Profiler OpenCL results explanations

Hi,
i’m performing test and collecting results with NVidia Compute Visual Profiler.
THe problem is, when executing kernel the CPU Time is comparable to GPU time.
Whereas i would expect a much much lower CPU time.
Can someone explain such strange behaviour?
Thanks in advance
V.

It could be anything - not a suitable parallel problem, hight register usage or high local memory usage → low occupancy on GPU, bad global memory accessing scheme,… please specify more how your kernel looks like

Thanks for reply,
my program try to compare two vector with size of 12 Mb
I use no local memory.
to create the vector i use
Input1P = clCreateBuffer (Contesto,CL_MEM_READ_ONLY |
CL_MEM_ALLOC_HOST_PTR,Msg_size1,NULL,&Error);
OutputP = clCreateBuffer (Contesto,CL_MEM_WRITE_ONLY |
CL_MEM_ALLOC_HOST_PTR,(Nres*sizeof(unsigned)),NULL,&Error);

    my kernel is :
    
    __kernel void Confronto(__global char* msg1,__global char* msg2,int
    size,__global unsigned *out,int ln)
    {
           int gidx,gidy,lidx,lidy,i,index,temp;
           i=0;
           gidx=get_global_id(0);
           gidy=get_global_id(1);
           index = gidy *  get_global_size(0) + gidx;
           temp=index*ln;
           while (i<ln)
           {
                   if (msg1[temp+i] != msg2[temp+i]){ out[index]=temp+i; return;}
                   i++;
           }
           out[index]=0;
    
    }
    NDRange size in order to 159 x 159;
    
    the profiler return a output like:
                                   GPU time  CPU time
    1.29072e+15     Confronto       125761    125979
    
    i don't understand why cpu time is so similar to gpu time.
    i would expect a much much lower CPU time.
    
    Thanks in advance
    V.

Aaa, you meant the CPU time written in OpenCL profiler! From your first post I thought, you run your OpenCL code on CPU and compare it to GPU time…

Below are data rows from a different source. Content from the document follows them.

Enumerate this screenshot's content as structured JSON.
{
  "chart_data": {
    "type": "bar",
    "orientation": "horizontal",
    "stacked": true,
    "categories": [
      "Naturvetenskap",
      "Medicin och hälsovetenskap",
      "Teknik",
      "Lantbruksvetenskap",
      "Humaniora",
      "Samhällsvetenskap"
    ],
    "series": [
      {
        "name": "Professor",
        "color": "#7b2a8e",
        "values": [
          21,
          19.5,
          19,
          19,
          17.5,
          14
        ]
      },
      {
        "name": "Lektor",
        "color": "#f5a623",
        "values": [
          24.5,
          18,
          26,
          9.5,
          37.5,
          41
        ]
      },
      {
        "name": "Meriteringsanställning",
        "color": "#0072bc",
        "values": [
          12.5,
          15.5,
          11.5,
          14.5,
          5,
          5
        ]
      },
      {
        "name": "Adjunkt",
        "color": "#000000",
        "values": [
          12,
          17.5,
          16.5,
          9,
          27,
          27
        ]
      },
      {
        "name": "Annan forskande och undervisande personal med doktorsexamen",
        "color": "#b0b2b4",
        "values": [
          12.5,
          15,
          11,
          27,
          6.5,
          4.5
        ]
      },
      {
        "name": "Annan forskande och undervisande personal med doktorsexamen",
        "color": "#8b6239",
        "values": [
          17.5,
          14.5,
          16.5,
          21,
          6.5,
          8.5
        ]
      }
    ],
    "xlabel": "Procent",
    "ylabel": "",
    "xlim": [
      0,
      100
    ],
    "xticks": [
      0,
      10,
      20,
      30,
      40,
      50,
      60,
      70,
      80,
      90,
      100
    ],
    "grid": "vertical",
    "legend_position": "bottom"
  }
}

So the copy paste from the profiler help defines what is the CPU time:
CPU Time: It is sum of GPU time and CPU overhead to launch that Method. At driver generated data level, CPU Time is only CPU overhead to launch the Method for non-blocking Methods; for blocking methods it is sum of GPU time and CPU overhead. All kernel launches by default are non-blocking. But if any profiler counters are enabled kernel launches are blocking. Asynchronous memory copy requests in different streams are non-blocking.

I understand.
Thanks for explanation.
V.